Dr. Lawrence Abele Receives Stan Jones Legacy Award

Longtime Florida State University Provost is the Fourth Recipient of the National Award

Complete College America announced at its Annual Convening today that Dr. Lawrence (Larry) G. Abele, Ph.D., Director of the Institute for Academic Leadership and Provost Emeritus at Florida State University, is the 2019 recipient of the Stan Jones Legacy Award. He is the fourth recipient of the award.

The Stan Jones Legacy Award, established in 2016 in honor of CCA’s founder and inaugural president, is given to the individual, organization, or state that has consistently embodied the vision of Complete College America and worked towards achieving the goals of increasing the number of students who earn credentials of value.

“Larry was an early innovator in the college completion movement, leveraging data to improve student advising at Florida State University long before most institutions had begun implementing similar strategies,” said CCA President Dr.
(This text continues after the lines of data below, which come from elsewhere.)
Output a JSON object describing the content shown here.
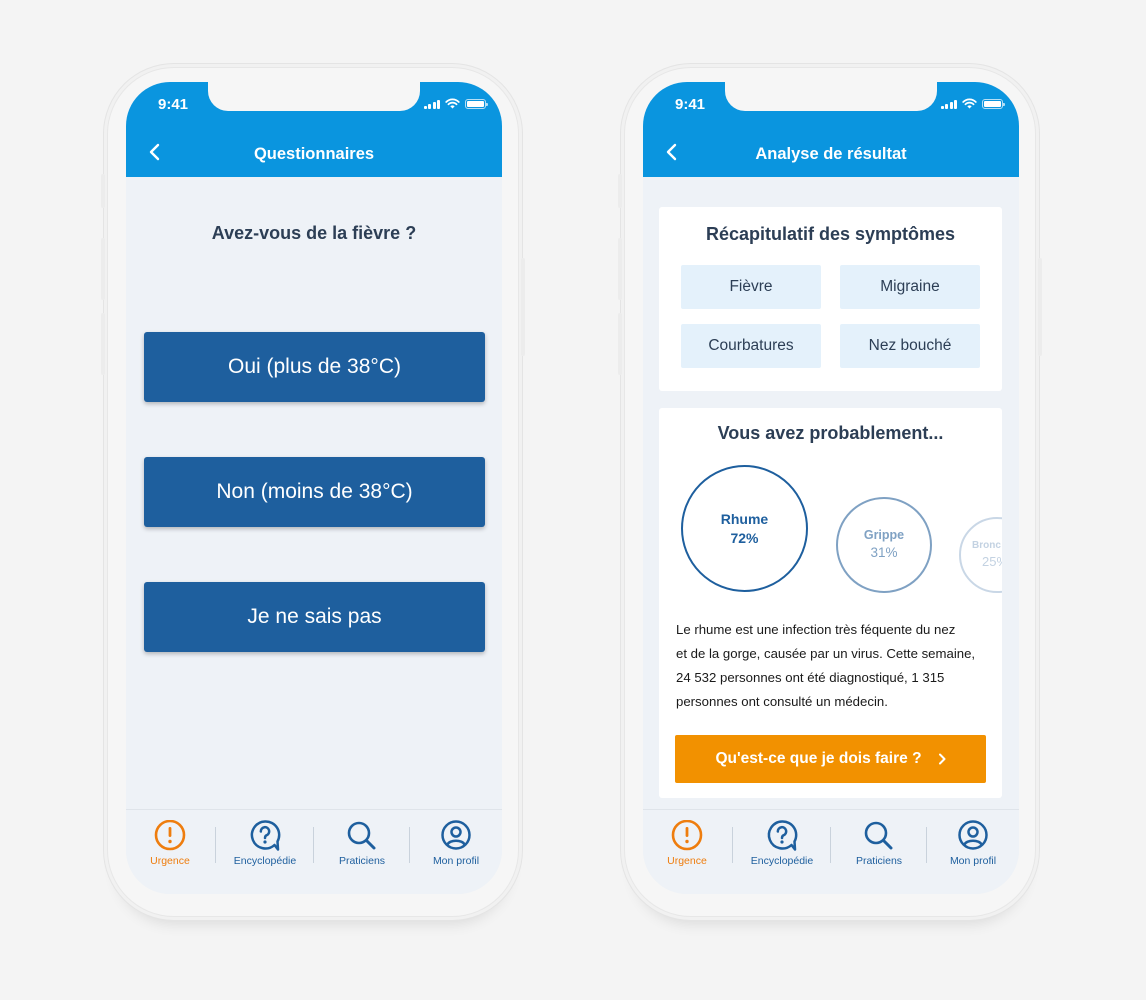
{
  "status_bar": {
    "time": "9:41"
  },
  "screen_questionnaire": {
    "title": "Questionnaires",
    "question": "Avez-vous de la fièvre ?",
    "answers": [
      "Oui (plus de 38°C)",
      "Non (moins de 38°C)",
      "Je ne sais pas"
    ]
  },
  "screen_result": {
    "title": "Analyse de résultat",
    "summary_title": "Récapitulatif des symptômes",
    "symptoms": [
      "Fièvre",
      "Migraine",
      "Courbatures",
      "Nez bouché"
    ],
    "probable_title": "Vous avez probablement...",
    "diagnoses": [
      {
        "name": "Rhume",
        "percent": "72%"
      },
      {
        "name": "Grippe",
        "percent": "31%"
      },
      {
        "name": "Bronc",
        "percent": "25%"
      }
    ],
    "description_lines": [
      "Le rhume est une infection très féquente du nez",
      "et de la gorge, causée par un virus. Cette semaine,",
      "24 532 personnes ont été diagnostiqué, 1 315",
      "personnes ont consulté un médecin."
    ],
    "cta_label": "Qu'est-ce que je dois faire ?"
  },
  "tabbar": {
    "items": [
      {
        "label": "Urgence",
        "icon": "alert-circle-icon",
        "active": true
      },
      {
        "label": "Encyclopédie",
        "icon": "help-bubble-icon",
        "active": false
      },
      {
        "label": "Praticiens",
        "icon": "search-icon",
        "active": false
      },
      {
        "label": "Mon profil",
        "icon": "user-circle-icon",
        "active": false
      }
    ]
  },
  "colors": {
    "header": "#0a95df",
    "primary_button": "#1e5f9e",
    "accent_orange": "#f29100",
    "active_tab": "#ee7d0e",
    "chip_bg": "#e4f1fb",
    "screen_bg": "#eef2f7"
  }
}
Yolanda Watson Spiva. “Larry epitomizes what it means to ‘use the data to drive the change.’ We applaud him for his bold ideas and insistence on policy change aligned with practice to ensure student success.”

Dr. Abele is a CCA Fellow and one of the foremost experts on the use and creation of academic maps. He is best known for challenging institutions to take a more empirical approach for analyzing the effectiveness of their completion strategies. Since 1994, he has directed the Institute for Academic Leadership, providing training for department chairs from throughout the State University System of Florida. During his 16-year tenure as Provost of Florida State University he focused on improving retention and graduation rates.

After discovering through a student survey more than 20 years ago that compartmentalization of student services was detrimental to student success, he organized a 25-member Enrollment Management Group to meet every two weeks—and the group continues to meet today. The goal is to bring all personnel associated with campus life into one setting, where completion strategies in areas such as tutoring and academic advising are discussed, tweaked and addressed on a holistic level.

These efforts contributed to an increase in first to second year retention rate from 10 percent to 92 percent, the four-year graduation rate increased to 61.2 percent and the six-year graduation rate increased to 79 percent. The increase in retention yielded new tuition revenues of over $6 million, fully covering the costs of adding new academic advisors and coaching.

Dr. Abele lead FSU to be one of the first schools to utilize degree mapping, allowing advisers to better track a student’s path to graduation. This program and similar initiatives laid the foundation for future student success programs at FSU, which have since offered support networks to tens of thousands of students.

Dr. Abele has served on many national boards, such as the Voluntary System of Accountability, APLU, and the Council of Academic Affairs as well as on NSF panels.In total, Dr. Abele was with Florida State University for 28 years, serving as provost and dean.